The lower VAS and RAE scores seen in the corticosteroid group can be attributed to the anti-inflammatory effect of steroids causing suppression of the T cell action, a function which is specific to the autoimmune nature of OLP where T lymphocytes play the major role in the pathogenesis of the disease (Gonzalez-Garcia et al. 2006; Xia et al. 2006).
On the other hand, LLLT as diode laser has a biostimulatory effect consisting of vasodilatation, increasing cellular proliferation, activation of fibroblasts, and neutrophils and decreasing the number of inflammatory mediators, thus aiding in resolution of inflammation and enhancing wound healing. Reduction of pain is caused by the ability of laser to alter the individual’s pain threshold, enhance aggregation of beta-endorphins and encephalins in the tissues, and decrease the C-fiber activity (Misra et al. 2013; Shirani et al. 2009; Cavalcanti et al. 2011).

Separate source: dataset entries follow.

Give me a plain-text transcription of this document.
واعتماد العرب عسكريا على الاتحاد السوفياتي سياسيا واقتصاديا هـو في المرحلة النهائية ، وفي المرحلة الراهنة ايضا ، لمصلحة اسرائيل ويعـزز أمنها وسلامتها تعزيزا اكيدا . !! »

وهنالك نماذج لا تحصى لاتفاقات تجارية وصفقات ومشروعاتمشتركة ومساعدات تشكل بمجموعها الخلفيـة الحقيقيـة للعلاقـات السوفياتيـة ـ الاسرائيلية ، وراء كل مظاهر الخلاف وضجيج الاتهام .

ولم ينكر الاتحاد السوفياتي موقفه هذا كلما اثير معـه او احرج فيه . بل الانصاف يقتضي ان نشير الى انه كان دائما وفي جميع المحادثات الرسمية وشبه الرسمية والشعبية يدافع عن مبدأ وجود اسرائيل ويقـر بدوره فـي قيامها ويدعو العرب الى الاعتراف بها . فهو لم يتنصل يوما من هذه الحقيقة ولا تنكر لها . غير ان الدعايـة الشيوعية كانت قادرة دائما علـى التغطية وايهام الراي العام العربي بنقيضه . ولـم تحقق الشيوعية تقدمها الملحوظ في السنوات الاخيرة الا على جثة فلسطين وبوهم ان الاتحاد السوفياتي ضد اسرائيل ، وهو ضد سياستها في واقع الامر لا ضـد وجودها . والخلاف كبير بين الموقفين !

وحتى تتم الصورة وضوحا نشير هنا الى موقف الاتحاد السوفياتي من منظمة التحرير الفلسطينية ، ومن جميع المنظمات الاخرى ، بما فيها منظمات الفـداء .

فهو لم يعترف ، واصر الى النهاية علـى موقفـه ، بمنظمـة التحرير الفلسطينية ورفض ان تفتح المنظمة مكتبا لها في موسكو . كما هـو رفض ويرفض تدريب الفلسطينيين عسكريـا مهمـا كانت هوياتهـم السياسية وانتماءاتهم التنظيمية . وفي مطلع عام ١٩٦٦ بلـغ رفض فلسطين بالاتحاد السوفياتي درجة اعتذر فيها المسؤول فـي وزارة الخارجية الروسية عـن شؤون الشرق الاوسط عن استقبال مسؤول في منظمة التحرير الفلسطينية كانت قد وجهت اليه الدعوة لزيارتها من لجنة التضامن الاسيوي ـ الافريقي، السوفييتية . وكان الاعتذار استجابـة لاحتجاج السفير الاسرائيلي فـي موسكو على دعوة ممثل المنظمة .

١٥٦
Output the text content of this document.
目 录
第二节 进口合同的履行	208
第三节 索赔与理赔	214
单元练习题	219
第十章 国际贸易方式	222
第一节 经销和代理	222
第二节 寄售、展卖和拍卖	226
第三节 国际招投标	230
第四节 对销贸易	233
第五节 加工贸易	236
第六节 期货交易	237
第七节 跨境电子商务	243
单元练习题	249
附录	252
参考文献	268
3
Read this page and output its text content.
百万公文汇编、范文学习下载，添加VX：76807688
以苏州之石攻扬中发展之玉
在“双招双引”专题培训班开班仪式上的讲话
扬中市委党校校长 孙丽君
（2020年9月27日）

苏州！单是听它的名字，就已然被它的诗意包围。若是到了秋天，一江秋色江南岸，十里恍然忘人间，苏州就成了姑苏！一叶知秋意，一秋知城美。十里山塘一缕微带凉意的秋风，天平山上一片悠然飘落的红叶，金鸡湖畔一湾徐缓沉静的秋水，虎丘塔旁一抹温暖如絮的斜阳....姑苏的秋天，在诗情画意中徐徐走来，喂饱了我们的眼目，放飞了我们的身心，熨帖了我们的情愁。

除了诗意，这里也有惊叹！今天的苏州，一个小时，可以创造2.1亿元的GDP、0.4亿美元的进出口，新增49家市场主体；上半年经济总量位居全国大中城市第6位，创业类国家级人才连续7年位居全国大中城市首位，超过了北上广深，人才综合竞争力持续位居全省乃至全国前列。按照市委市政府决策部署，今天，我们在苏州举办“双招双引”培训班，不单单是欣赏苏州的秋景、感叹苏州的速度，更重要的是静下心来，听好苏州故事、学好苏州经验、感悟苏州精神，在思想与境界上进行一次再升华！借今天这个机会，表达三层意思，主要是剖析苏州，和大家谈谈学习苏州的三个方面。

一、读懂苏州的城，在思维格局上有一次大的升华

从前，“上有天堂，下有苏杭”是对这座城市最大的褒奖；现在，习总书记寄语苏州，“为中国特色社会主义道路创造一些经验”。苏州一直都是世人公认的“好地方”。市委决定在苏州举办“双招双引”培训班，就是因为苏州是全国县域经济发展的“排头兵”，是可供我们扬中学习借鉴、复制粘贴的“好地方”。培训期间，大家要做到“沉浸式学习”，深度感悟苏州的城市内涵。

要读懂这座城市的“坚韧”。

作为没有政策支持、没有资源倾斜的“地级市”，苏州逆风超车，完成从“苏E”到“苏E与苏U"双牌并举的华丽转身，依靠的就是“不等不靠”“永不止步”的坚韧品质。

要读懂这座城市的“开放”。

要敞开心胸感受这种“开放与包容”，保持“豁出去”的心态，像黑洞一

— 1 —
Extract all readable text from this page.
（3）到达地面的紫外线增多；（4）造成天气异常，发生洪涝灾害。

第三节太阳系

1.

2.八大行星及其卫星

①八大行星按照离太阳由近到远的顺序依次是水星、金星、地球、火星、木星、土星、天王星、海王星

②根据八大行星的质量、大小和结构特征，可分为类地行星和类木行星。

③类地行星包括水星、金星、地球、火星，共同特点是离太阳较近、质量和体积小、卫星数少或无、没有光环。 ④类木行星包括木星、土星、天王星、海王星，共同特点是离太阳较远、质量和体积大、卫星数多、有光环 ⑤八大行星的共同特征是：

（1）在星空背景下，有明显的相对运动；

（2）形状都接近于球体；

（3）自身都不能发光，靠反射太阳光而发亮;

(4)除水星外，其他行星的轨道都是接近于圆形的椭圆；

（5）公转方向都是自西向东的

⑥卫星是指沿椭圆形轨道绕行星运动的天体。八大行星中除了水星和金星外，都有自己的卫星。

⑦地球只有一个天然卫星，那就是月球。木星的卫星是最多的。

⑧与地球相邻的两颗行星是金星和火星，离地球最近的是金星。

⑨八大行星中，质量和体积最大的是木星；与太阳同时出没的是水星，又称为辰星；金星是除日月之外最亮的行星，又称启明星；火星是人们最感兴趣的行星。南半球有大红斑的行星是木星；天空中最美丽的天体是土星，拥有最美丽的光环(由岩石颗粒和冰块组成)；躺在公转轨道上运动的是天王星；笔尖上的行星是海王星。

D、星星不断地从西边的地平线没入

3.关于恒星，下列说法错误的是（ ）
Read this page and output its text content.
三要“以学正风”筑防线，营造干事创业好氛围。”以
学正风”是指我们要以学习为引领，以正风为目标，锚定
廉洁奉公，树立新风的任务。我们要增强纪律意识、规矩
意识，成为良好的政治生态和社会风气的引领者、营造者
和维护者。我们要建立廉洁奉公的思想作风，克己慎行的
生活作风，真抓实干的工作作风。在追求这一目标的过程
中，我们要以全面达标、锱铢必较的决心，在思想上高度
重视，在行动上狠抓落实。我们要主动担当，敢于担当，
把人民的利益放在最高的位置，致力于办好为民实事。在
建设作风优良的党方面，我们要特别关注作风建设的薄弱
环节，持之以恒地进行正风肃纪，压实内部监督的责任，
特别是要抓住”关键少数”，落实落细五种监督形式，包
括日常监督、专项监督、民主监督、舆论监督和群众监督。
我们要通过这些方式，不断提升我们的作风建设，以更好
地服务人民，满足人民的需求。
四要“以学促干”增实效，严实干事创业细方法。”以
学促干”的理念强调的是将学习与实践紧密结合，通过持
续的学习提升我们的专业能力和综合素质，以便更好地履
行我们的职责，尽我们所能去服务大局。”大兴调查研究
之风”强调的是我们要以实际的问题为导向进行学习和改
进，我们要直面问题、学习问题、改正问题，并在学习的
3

This biostimulatory mechanism of laser appears to be host-dependent (acting by stimulation of the reparative process of the individual) in opposition to the specific suppressing function of T cells of steroids, which might explain the better results reducing VAS, RAE scores, and the superior improvement seen in the steroid group compared to the laser group seen in this work. Our results can be compared to a prospective case series of 30 patients affected by OLP, who received a 980-nm diode laser 18, where 60% of the patients had a total resolution and 33.3% a partial resolution and no resolution of the lesions at all in 6.6% of patients (van der Meij and van der Waal 2003). In the present work, no statistical significant difference was seen between the improvement parameters in the two groups, where 16.7% of the patients showed total improvement in the laser group, with 66.7% demonstrating partial improvement and 16.7% demonstrating no improvement. The group treated with triamcinolone paste demonstrated 50% partial improvement and 50% total improvement in OLP patients. This is in agreement with a previous study where the OLP group treated with triamcinolone acetonide showed equal cases of clinical complete and partial remission (50%) (Thongprasom et al. 2007). Also, another work comparing the efficacy of fluocinolone acetonide (FAO) with that of triamcinolone acetonide in the management of symptomatic OLP for 4 weeks revealed that 13 of 19 patients could be effectively cured with FAO whereas only 8 of 19 patients (50%) were cured with triamcinolone acetonide, coinciding with the 50% total improvement results seen in our study (Thongprasom et al. 1992). In a similar study comparing the effectiveness of topical steroid versus LLLT, 63% of patients using laser therapy had more than 50% lesion improvement; however, laser therapy was as effective as topical corticosteroids with reduction of pain, appearance, and severity scores in both groups with no significant differences found between them (Akbulut et al. 2013), which is in accordance with the non-statistical difference seen in improvement parameters in our work.